Statistical analyses of the ocular traits were performed with commercial software (SPSS ver. 14.0; SPSS Inc., Chicago, IL). Outlier detection and removal proceeded as follows. First, using the finding that the bilateral ocular traits correlated highly in fellow eyes (range of Pearson correlation coefficients, 0.82–0.97; all
P < 0.001), data points that fell outside the 99% CI of a fitted regression line in a scatter plot of trait values in right versus left eyes were set as missing values. Second, after taking the average trait value of the bilateral traits, trait values beyond three standard deviations from the mean were also set as missing values.
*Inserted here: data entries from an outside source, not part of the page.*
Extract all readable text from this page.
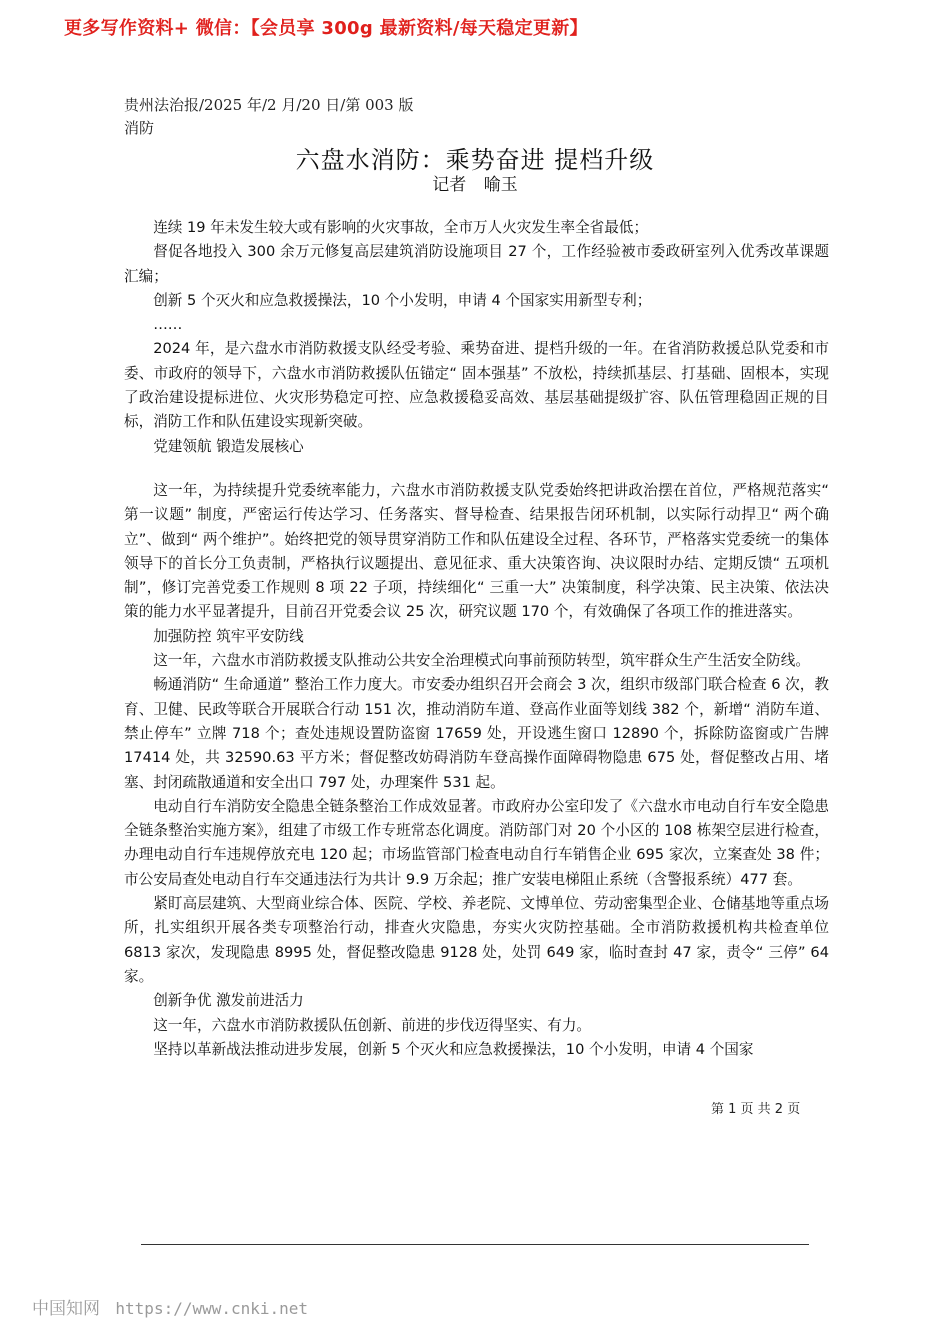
更多写作资料+ 微信：【会员享 300g 最新资料/每天稳定更新】
贵州法治报/2025 年/2 月/20 日/第 003 版消防
六盘水消防：乘势奋进 提档升级
记者 喻玉

连续 19 年未发生较大或有影响的火灾事故，全市万人火灾发生率全省最低；

督促各地投入 300 余万元修复高层建筑消防设施项目 27 个，工作经验被市委政研室列入优秀改革课题汇编；

创新 5 个灭火和应急救援操法，10 个小发明，申请 4 个国家实用新型专利；

……

2024 年，是六盘水市消防救援支队经受考验、乘势奋进、提档升级的一年。在省消防救援总队党委和市委、市政府的领导下，六盘水市消防救援队伍锚定“ 固本强基” 不放松，持续抓基层、打基础、固根本，实现了政治建设提标进位、火灾形势稳定可控、应急救援稳妥高效、基层基础提级扩容、队伍管理稳固正规的目标，消防工作和队伍建设实现新突破。

党建领航 锻造发展核心

这一年，为持续提升党委统率能力，六盘水市消防救援支队党委始终把讲政治摆在首位，严格规范落实“ 第一议题” 制度，严密运行传达学习、任务落实、督导检查、结果报告闭环机制，以实际行动捍卫“ 两个确立”、做到“ 两个维护”。始终把党的领导贯穿消防工作和队伍建设全过程、各环节，严格落实党委统一的集体领导下的首长分工负责制，严格执行议题提出、意见征求、重大决策咨询、决议限时办结、定期反馈“ 五项机制”，修订完善党委工作规则 8 项 22 子项，持续细化“ 三重一大” 决策制度，科学决策、民主决策、依法决策的能力水平显著提升，目前召开党委会议 25 次，研究议题 170 个，有效确保了各项工作的推进落实。

加强防控 筑牢平安防线

这一年，六盘水市消防救援支队推动公共安全治理模式向事前预防转型，筑牢群众生产生活安全防线。

畅通消防“ 生命通道” 整治工作力度大。市安委办组织召开会商会 3 次，组织市级部门联合检查 6 次，教育、卫健、民政等联合开展联合行动 151 次，推动消防车道、登高作业面等划线 382 个，新增“ 消防车道、禁止停车” 立牌 718 个；查处违规设置防盗窗 17659 处，开设逃生窗口 12890 个，拆除防盗窗或广告牌 17414 处，共 32590.63 平方米；督促整改妨碍消防车登高操作面障碍物隐患 675 处，督促整改占用、堵塞、封闭疏散通道和安全出口 797 处，办理案件 531 起。

电动自行车消防安全隐患全链条整治工作成效显著。市政府办公室印发了《六盘水市电动自行车安全隐患全链条整治实施方案》，组建了市级工作专班常态化调度。消防部门对 20 个小区的 108 栋架空层进行检查，办理电动自行车违规停放充电 120 起；市场监管部门检查电动自行车销售企业 695 家次，立案查处 38 件；市公安局查处电动自行车交通违法行为共计 9.9 万余起；推广安装电梯阻止系统（含警报系统）477 套。

紧盯高层建筑、大型商业综合体、医院、学校、养老院、文博单位、劳动密集型企业、仓储基地等重点场所，扎实组织开展各类专项整治行动，排查火灾隐患，夯实火灾防控基础。全市消防救援机构共检查单位 6813 家次，发现隐患 8995 处，督促整改隐患 9128 处，处罚 649 家，临时查封 47 家，责令“ 三停” 64 家。

创新争优 激发前进活力

这一年，六盘水市消防救援队伍创新、前进的步伐迈得坚实、有力。

坚持以革新战法推动进步发展，创新 5 个灭火和应急救援操法，10 个小发明，申请 4 个国家

第 1 页 共 2 页
中国知网 https://www.cnki.net
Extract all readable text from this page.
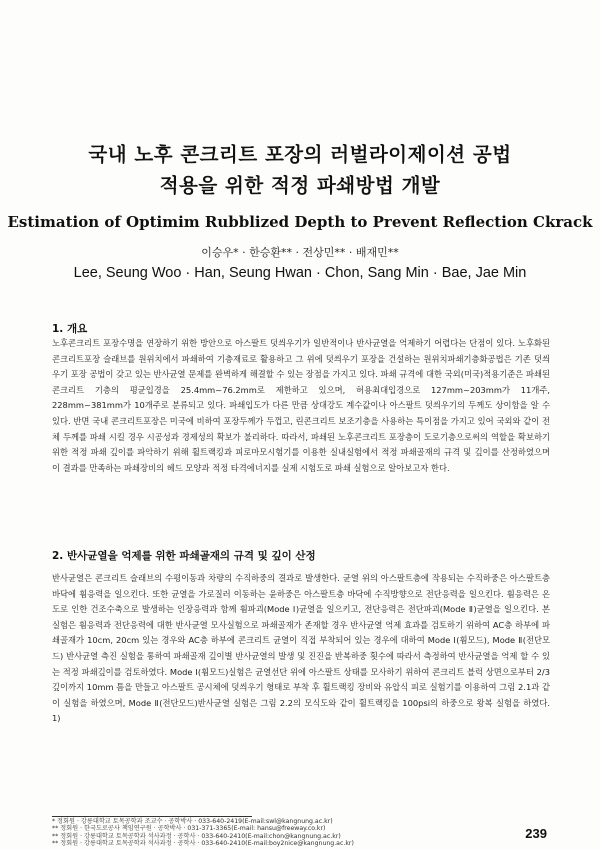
국내 노후 콘크리트 포장의 러벌라이제이션 공법
적용을 위한 적정 파쇄방법 개발
Estimation of Optimim Rubblized Depth to Prevent Reflection Ckrack
이승우* · 한승환** · 전상민** · 배재민**
Lee, Seung Woo · Han, Seung Hwan · Chon, Sang Min · Bae, Jae Min
1. 개요
노후콘크리트 포장수명을 연장하기 위한 방안으로 아스팔트 덧씌우기가 일반적이나 반사균열을 억제하기 어렵다는 단점이 있다. 노후화된 콘크리트포장 슬래브를 원위치에서 파쇄하여 기층재료로 활용하고 그 위에 덧씌우기 포장을 건설하는 원위치파쇄기층화공법은 기존 덧씌우기 포장 공법이 갖고 있는 반사균열 문제를 완벽하게 해결할 수 있는 장점을 가지고 있다. 파쇄 규격에 대한 국외(미국)적용기준은 파쇄된 콘크리트 기층의 평균입경을 25.4mm~76.2mm로 제한하고 있으며, 허용최대입경으로 127mm~203mm가 11개주, 228mm~381mm가 10개주로 분류되고 있다. 파쇄입도가 다른 만큼 상대강도 계수값이나 아스팔트 덧씌우기의 두께도 상이함을 알 수 있다. 반면 국내 콘크리트포장은 미국에 비하여 포장두께가 두껍고, 린콘크리트 보조기층을 사용하는 특이점을 가지고 있어 국외와 같이 전체 두께를 파쇄 시킬 경우 시공성과 경제성의 확보가 불리하다. 따라서, 파쇄된 노후콘크리트 포장층이 도로기층으로써의 역할을 확보하기 위한 적정 파쇄 깊이를 파악하기 위해 휠트랙킹과 피로마모시험기를 이용한 실내실험에서 적정 파쇄골재의 규격 및 깊이를 산정하였으며 이 결과를 만족하는 파쇄장비의 헤드 모양과 적정 타격에너지를 실제 시험도로 파쇄 실험으로 알아보고자 한다.
2. 반사균열을 억제를 위한 파쇄골재의 규격 및 깊이 산정
반사균열은 콘크리트 슬래브의 수평이동과 차량의 수직하중의 결과로 발생한다. 균열 위의 아스팔트층에 작용되는 수직하중은 아스팔트층 바닥에 휨응력을 일으킨다. 또한 균열을 가로질러 이동하는 윤하중은 아스팔트층 바닥에 수직방향으로 전단응력을 일으킨다. 휨응력은 온도로 인한 건조수축으로 발생하는 인장응력과 함께 휨파괴(Mode Ⅰ)균열을 일으키고, 전단응력은 전단파괴(Mode Ⅱ)균열을 일으킨다. 본 실험은 휨응력과 전단응력에 대한 반사균열 모사실험으로 파쇄골재가 존재할 경우 반사균열 억제 효과를 검토하기 위하여 AC층 하부에 파쇄골재가 10cm, 20cm 있는 경우와 AC층 하부에 콘크리트 균열이 직접 부착되어 있는 경우에 대하여 Mode Ⅰ(휨모드), Mode Ⅱ(전단모드) 반사균열 측진 실험을 통하여 파쇄골재 깊이별 반사균열의 발생 및 진진을 반복하중 횟수에 따라서 측정하여 반사균열을 억제 할 수 있는 적정 파쇄깊이를 검토하였다. Mode Ⅰ(휨모드)실험은 균열선단 위에 아스팔트 상태를 모사하기 위하여 콘크리트 블럭 상면으로부터 2/3깊이까지 10mm 틈을 만들고 아스팔트 공시체에 덧씌우기 형태로 부착 후 휠트랙킹 장비와 유압식 피로 실험기를 이용하여 그림 2.1과 같이 실험을 하였으며, Mode Ⅱ(전단모드)반사균열 실험은 그림 2.2의 모식도와 같이 휠트랙킹을 100psi의 하중으로 왕복 실험을 하였다. 1)
* 정회원 · 강릉대학교 토목공학과 조교수 · 공학박사 · 033-640-2419(E-mail:swl@kangnung.ac.kr)
** 정회원 · 한국도로공사 책임연구원 · 공학박사 · 031-371-3365(E-mail: hansu@freeway.co.kr)
** 정회원 · 강릉대학교 토목공학과 석사과정 · 공학사 · 033-640-2410(E-mail:chon@kangnung.ac.kr)
** 정회원 · 강릉대학교 토목공학과 석사과정 · 공학사 · 033-640-2410(E-mail:boy2nice@kangnung.ac.kr)
239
For the WL population, this resulted in the removal of data for 1, 4, 5, 8, and 5 individuals for the traits, radius of corneal curvature, anterior chamber depth, lens thickness, vitreous chamber depth, and axial length, respectively. Similarly, in the AIL population, 7, 5, 6, 11, 8, 6, 7, and 3 individuals were removed for the traits, radius of corneal curvature, anterior chamber depth, lens thickness, vitreous chamber depth, axial length, corneal thickness, eye diameter, and eye weight, respectively. As well as these trait values that were deliberately excluded, a small number of chickens were missing phenotype information for certain traits (e.g., due to equipment failure). The final number of WL and AIL chicks used in the analysis of each trait is shown in
Table 2, broken down by sex. All ocular traits were deemed to be normally distributed (by the Kolmogorov-Smirnov test), and hence no transformations of the traits were made before heritability analysis.